In picture #9 you have it between centers......That I can see.

My question is the drive center (on the left) in a chuck or is it an MT2?
Is that made just for a metal lathe or can they be found for a wood lathe?

Great group of pictures.   Makes the process much easier to understand.
(Still think you use magic between the photos.)


----------



## Jim15 (Dec 26, 2015)

Thank you for sharing. It's a great looking pen.


----------



## skiprat (Dec 27, 2015)

Wayne, it's a sacrificial drive centre. Just a straight brass rod. I hold it in my Normal chuck and give it a quick light cut at 60deg to make it central each time.


----------



## Dalecamino (Dec 27, 2015)

Until today, I always wondered how the wave was made. Thanks for showing me just enough :biggrin:


----------



## stonepecker (Dec 27, 2015)

Chuck? Do we ever get just enough?

I am thinking that the AAW needs this rat to come over and do demos at the 30th year show.
I know it isn't a metal lathe show but Skip's ideas should be a lesson we all could use for inspiration.


----------



## Dalecamino (Dec 27, 2015)

stonepecker said:


> Chuck? Do we ever get just enough?
> 
> I am thinking that the AAW needs this rat to come over and do demos at the 30th year show.
> I know it isn't a metal lathe show but Skip's ideas should be a lesson we all could use for inspiration.

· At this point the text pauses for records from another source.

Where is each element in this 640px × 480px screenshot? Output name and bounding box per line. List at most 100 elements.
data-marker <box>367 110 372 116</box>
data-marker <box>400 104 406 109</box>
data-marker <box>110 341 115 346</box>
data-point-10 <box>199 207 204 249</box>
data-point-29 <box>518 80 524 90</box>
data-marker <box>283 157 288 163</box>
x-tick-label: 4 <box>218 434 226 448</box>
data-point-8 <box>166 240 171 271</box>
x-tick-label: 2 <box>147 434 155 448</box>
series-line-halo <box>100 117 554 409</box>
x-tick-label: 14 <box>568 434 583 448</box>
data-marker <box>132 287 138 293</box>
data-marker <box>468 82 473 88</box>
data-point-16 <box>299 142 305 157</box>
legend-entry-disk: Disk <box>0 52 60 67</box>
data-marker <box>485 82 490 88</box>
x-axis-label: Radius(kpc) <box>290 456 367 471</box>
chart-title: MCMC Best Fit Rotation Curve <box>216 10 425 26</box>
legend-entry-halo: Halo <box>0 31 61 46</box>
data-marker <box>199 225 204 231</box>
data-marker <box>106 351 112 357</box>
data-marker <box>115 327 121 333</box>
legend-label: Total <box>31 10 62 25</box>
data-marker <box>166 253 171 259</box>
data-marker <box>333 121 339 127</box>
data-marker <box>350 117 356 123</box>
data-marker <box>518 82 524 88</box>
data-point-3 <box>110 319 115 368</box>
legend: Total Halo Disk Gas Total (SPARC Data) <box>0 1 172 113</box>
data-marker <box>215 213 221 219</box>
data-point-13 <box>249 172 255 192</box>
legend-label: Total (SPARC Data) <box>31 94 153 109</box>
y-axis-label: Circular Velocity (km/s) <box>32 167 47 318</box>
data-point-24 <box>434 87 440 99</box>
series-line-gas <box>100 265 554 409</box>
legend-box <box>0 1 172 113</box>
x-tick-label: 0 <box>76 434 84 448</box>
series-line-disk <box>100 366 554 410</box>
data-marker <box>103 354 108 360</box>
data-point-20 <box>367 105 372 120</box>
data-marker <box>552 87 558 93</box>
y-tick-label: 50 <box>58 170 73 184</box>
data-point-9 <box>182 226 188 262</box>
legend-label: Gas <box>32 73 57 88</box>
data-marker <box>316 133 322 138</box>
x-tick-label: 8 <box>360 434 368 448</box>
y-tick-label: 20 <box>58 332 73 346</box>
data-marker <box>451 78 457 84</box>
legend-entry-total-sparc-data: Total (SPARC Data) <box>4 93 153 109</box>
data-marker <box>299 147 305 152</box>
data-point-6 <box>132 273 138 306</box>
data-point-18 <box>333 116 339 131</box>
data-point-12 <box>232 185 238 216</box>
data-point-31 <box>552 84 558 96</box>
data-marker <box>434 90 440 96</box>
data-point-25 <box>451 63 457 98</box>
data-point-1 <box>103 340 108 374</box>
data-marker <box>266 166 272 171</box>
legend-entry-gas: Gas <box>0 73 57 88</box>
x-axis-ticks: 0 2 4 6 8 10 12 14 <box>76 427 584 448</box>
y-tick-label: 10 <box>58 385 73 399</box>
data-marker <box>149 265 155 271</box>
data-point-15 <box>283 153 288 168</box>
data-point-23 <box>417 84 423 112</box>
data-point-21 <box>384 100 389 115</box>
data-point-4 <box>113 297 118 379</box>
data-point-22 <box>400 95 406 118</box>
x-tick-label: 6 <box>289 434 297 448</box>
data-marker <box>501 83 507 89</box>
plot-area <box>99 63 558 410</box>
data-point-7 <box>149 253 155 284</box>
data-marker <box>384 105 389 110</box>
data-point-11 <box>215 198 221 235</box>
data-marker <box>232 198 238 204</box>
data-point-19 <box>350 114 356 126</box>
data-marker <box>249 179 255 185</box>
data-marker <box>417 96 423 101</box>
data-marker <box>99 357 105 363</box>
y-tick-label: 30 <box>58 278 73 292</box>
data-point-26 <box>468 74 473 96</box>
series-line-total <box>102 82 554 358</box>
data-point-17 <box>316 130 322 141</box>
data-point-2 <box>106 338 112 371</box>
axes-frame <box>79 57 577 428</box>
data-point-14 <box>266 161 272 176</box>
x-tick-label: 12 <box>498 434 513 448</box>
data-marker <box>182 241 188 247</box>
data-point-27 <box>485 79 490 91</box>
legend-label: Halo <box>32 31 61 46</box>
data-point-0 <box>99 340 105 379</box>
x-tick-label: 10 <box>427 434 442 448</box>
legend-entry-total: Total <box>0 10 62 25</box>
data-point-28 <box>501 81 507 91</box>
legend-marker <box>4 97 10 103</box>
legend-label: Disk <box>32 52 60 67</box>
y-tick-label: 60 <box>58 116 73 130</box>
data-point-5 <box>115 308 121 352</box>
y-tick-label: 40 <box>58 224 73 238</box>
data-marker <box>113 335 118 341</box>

 No, we don't. I'm just easing up to him :biggrin: You DO know he makes wood pens too.....don't you??:biggrin:


----------



## stonepecker (Dec 27, 2015)

He Does?


I don't remember seeing any lately. 
:cake: Maybe he just makes them on special occasions?


----------



## skiprat (Dec 27, 2015)

Dalecamino said:


> Until today, I always wondered how the wave was made. Thanks for showing me just enough :biggrin:



Chuck, maybe these threads show it clearer. I showed how I make them in each of those threads. The 'wave' is actually an illusion as it is of course just an arc, or semi circle. :wink::biggrin:
The Black and White one is amongst my favourites. :biggrin:
http://www.penturners.org/forum/f13/walnut-white-google-page-ranking-baron-111069/
http://www.penturners.org/forum/f13/b-w-waves-jr-retro-102557/
http://www.penturners.org/forum/f13/black-subtle-golden-waves-100427/


----------



## Dalecamino (Dec 27, 2015)

Thank you Steven. I didn't actually forget about these other beauties I....just didn't remember them. :biggrin: They are a big help with the photos. I need to see if my router will line up with the center. I thing it will. 

Question! Do you roll the brass sheets with your fingers? Or....a pasta roller or, some other precision device I'm unaware of :redface:


----------



## skiprat (Dec 27, 2015)

Chuck, just by hand. I bend them around a smaller diameter rod or drill bit and they spring back a bit bigger. I may have used a 14 or 15mm drill for those.:wink:


----------



## Dalecamino (Dec 27, 2015)

skiprat said:


> Chuck, just by hand. I bend them around a smaller diameter rod or drill bit and they spring back a bit bigger. I may have used a 14 or 15mm drill for those.:wink:


 AHH-HA!!:biggrin: Thanks again. :wink:


----------